The Importance of Caring Relations in eHealth
There is an ongoing implementation of digital health technology – so-called eHealth – in western healthcare, and it specifically targets rural areas and older people. eHealth is said to be a solution to emergent problems and a technology that will facilitate people’s opportunities to achieve good and equal health. Therefore, it is crucial that older people engage in rural eHealth services, but there are barriers to its use, and care providers need to adapt to the preferences of older people.

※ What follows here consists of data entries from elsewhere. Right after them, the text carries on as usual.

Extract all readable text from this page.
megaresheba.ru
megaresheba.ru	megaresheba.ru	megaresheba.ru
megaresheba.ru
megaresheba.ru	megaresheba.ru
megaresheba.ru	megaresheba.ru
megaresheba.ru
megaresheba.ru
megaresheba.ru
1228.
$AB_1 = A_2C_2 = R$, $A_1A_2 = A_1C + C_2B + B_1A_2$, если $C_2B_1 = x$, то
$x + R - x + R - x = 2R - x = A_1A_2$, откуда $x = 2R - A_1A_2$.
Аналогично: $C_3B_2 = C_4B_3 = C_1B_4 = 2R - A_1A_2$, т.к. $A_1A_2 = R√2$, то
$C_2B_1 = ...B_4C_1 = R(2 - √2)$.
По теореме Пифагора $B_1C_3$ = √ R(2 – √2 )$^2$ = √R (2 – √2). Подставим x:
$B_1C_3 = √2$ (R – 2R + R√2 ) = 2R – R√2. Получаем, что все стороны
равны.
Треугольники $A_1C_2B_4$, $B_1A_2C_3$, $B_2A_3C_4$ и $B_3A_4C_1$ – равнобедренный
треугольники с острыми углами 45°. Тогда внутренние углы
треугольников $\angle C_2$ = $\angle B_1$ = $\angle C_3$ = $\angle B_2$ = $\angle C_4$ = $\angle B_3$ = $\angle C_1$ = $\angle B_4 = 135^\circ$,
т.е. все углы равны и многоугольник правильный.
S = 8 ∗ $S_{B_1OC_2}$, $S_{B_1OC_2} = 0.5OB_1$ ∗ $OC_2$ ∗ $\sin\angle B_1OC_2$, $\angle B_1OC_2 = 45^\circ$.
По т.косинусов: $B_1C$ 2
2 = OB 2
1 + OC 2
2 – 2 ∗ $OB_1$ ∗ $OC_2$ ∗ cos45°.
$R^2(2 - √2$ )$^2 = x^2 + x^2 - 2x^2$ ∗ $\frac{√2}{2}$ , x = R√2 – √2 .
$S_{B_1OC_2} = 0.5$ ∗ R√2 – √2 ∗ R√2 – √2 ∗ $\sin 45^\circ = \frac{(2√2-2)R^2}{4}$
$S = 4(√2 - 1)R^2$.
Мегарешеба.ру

Previous research on rural eHealth has addressed benefits as well as barriers for patients. However, caring relations (e.g. the relationship between nurses and patients) and their effects have been scarcely explored. The aim of this article by Jens Lindberg, Robert Bhatt and Anton Ferm from Umeå University is to describe older people’s perceptions of caring relations in the context of rural eHealth, as well as to explore how such relations can facilitate engagement in digital primary healthcare. Qualitative interviews were conducted for the study with individuals aged 61-85 who were using digital services at primary healthcare centres located in northern Sweden.
The analysis of the interviews rendered a total of three themes:
- In-person interaction was central to people’s perceptions of good caring relations.

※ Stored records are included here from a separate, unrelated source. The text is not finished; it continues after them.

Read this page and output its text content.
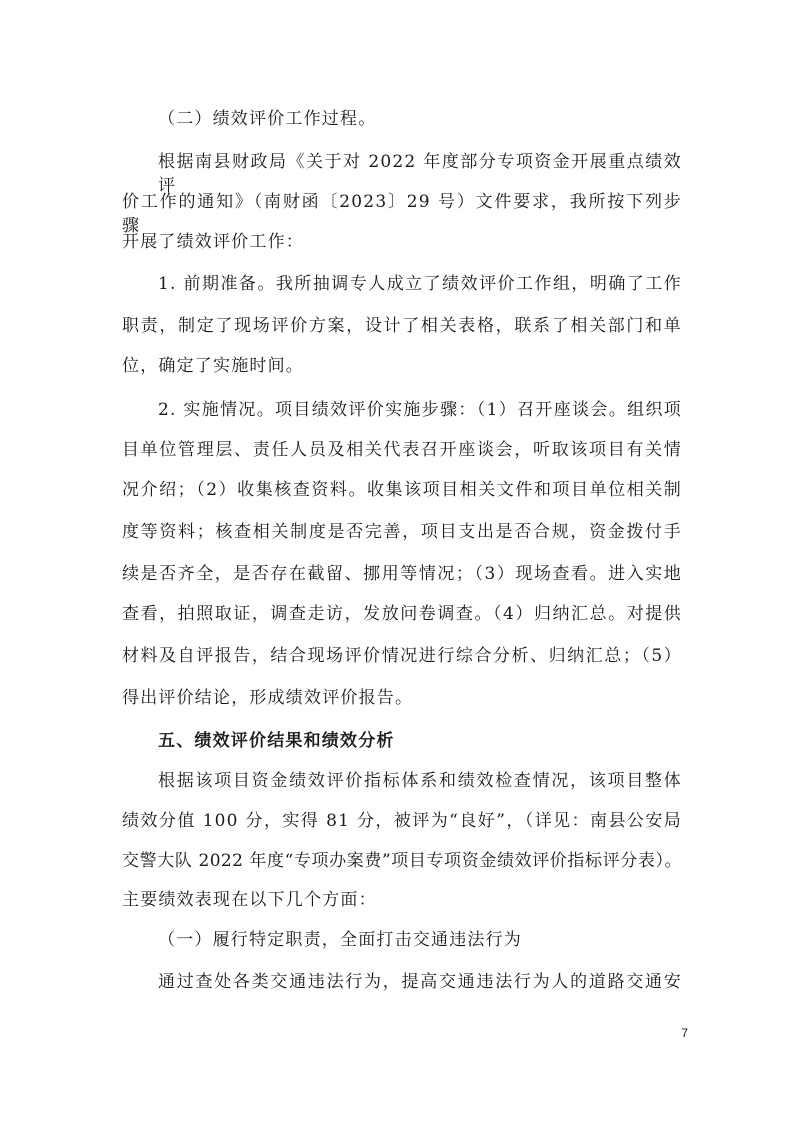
（二）绩效评价工作过程。
根据南县财政局《关于对 2022 年度部分专项资金开展重点绩效评
价工作的通知》（南财函〔2023〕29 号）文件要求，我所按下列步骤
开展了绩效评价工作：
1. 前期准备。我所抽调专人成立了绩效评价工作组，明确了工作
职责，制定了现场评价方案，设计了相关表格，联系了相关部门和单
位，确定了实施时间。
2. 实施情况。项目绩效评价实施步骤：（1）召开座谈会。组织项
目单位管理层、责任人员及相关代表召开座谈会，听取该项目有关情
况介绍；（2）收集核查资料。收集该项目相关文件和项目单位相关制
度等资料；核查相关制度是否完善，项目支出是否合规，资金拨付手
续是否齐全，是否存在截留、挪用等情况；（3）现场查看。进入实地
查看，拍照取证，调查走访，发放问卷调查。（4）归纳汇总。对提供
材料及自评报告，结合现场评价情况进行综合分析、归纳汇总；（5）
得出评价结论，形成绩效评价报告。
五、绩效评价结果和绩效分析
根据该项目资金绩效评价指标体系和绩效检查情况，该项目整体
绩效分值 100 分，实得 81 分，被评为“良好”，（详见：南县公安局
交警大队 2022 年度“专项办案费”项目专项资金绩效评价指标评分表）。
主要绩效表现在以下几个方面：
（一）履行特定职责，全面打击交通违法行为
通过查处各类交通违法行为，提高交通违法行为人的道路交通安
7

- Patient-nurse relations were particularly emphasized.
- Caring relations in rural eHealth appeared to be multi-directional and fuelled by a shared sense of rural community.
Altogether, this facilitated participants’ engagement in local eHealth initiatives, both initially and more long-term.

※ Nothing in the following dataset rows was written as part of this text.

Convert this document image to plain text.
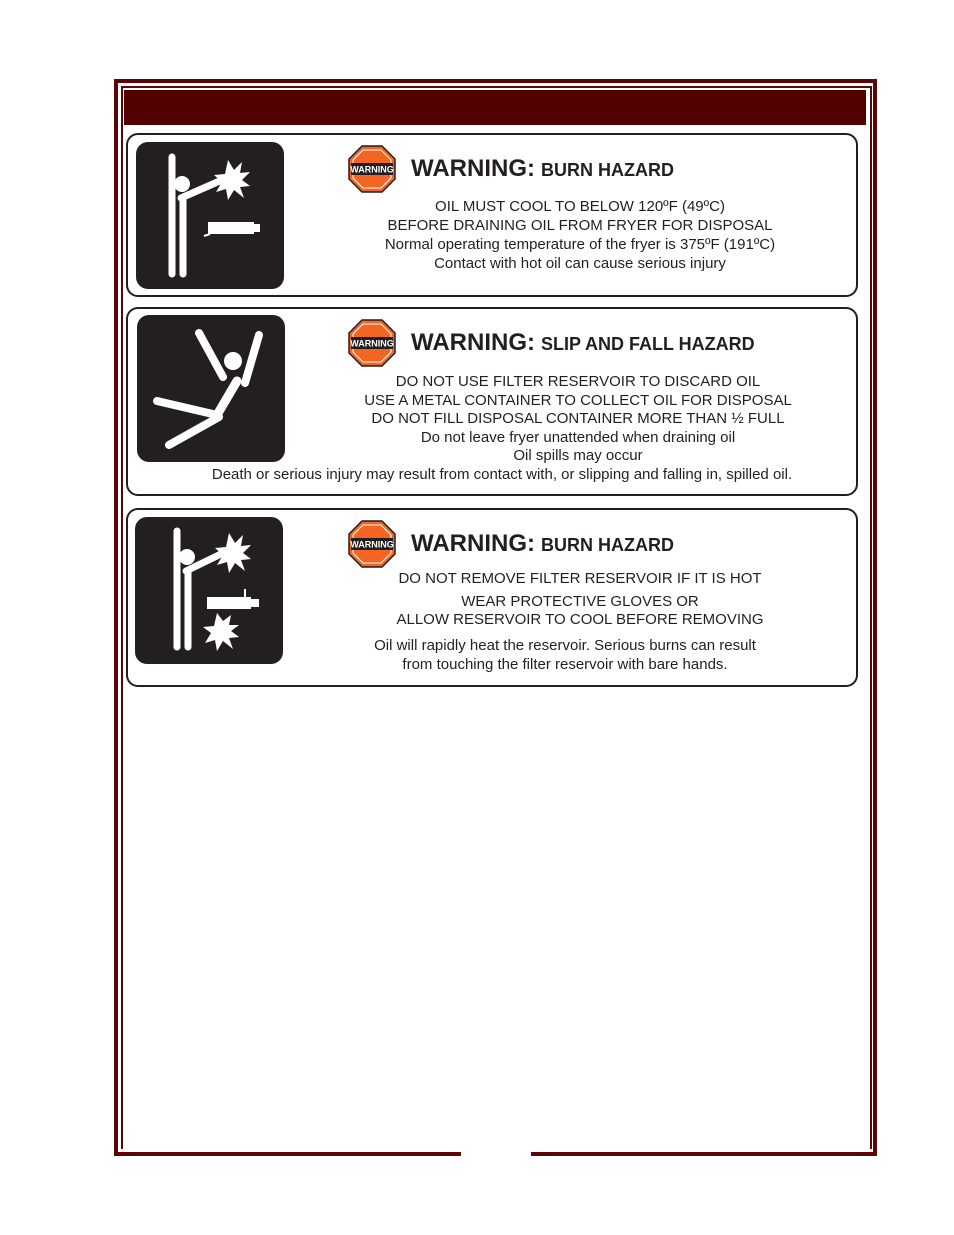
WARNING WARNING: BURN HAZARD
OIL MUST COOL TO BELOW 120ºF (49ºC)
BEFORE DRAINING OIL FROM FRYER FOR DISPOSAL
Normal operating temperature of the fryer is 375ºF (191ºC)
Contact with hot oil can cause serious injury
WARNING WARNING: SLIP AND FALL HAZARD
DO NOT USE FILTER RESERVOIR TO DISCARD OIL
USE A METAL CONTAINER TO COLLECT OIL FOR DISPOSAL
DO NOT FILL DISPOSAL CONTAINER MORE THAN ½ FULL
Do not leave fryer unattended when draining oil
Oil spills may occur
Death or serious injury may result from contact with, or slipping and falling in, spilled oil.
WARNING WARNING: BURN HAZARD
DO NOT REMOVE FILTER RESERVOIR IF IT IS HOT
WEAR PROTECTIVE GLOVES OR
ALLOW RESERVOIR TO COOL BEFORE REMOVING
Oil will rapidly heat the reservoir. Serious burns can result
from touching the filter reservoir with bare hands.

Based on the results of this study, eHealth remains a source of opportunity for primary healthcare and for rural communities. Importantly though, the results also provide insights into matters of quality, access and equality in rural primary healthcare, specifically in relation to older people. Because in-person relations are essential for older people’s engagement in digital care interventions, digital care should be approached as a combination of digital and in-person presence. Lack of physical and emotional presence, or the separation of digital and physical task assignments among different personnel, could make older people refrain from seeking healthcare. Thus, it is important for care staff to be able to be just as supportive when providing digital care. To be able to increase the quality and equality in healthcare and other welfare organisations, there is a need for professionals on different levels – political, managerial and practical – to recognise how engagements in e-based services are enabled not only by connectivity and digital innovation but different modes of presence by staff in everyday practice.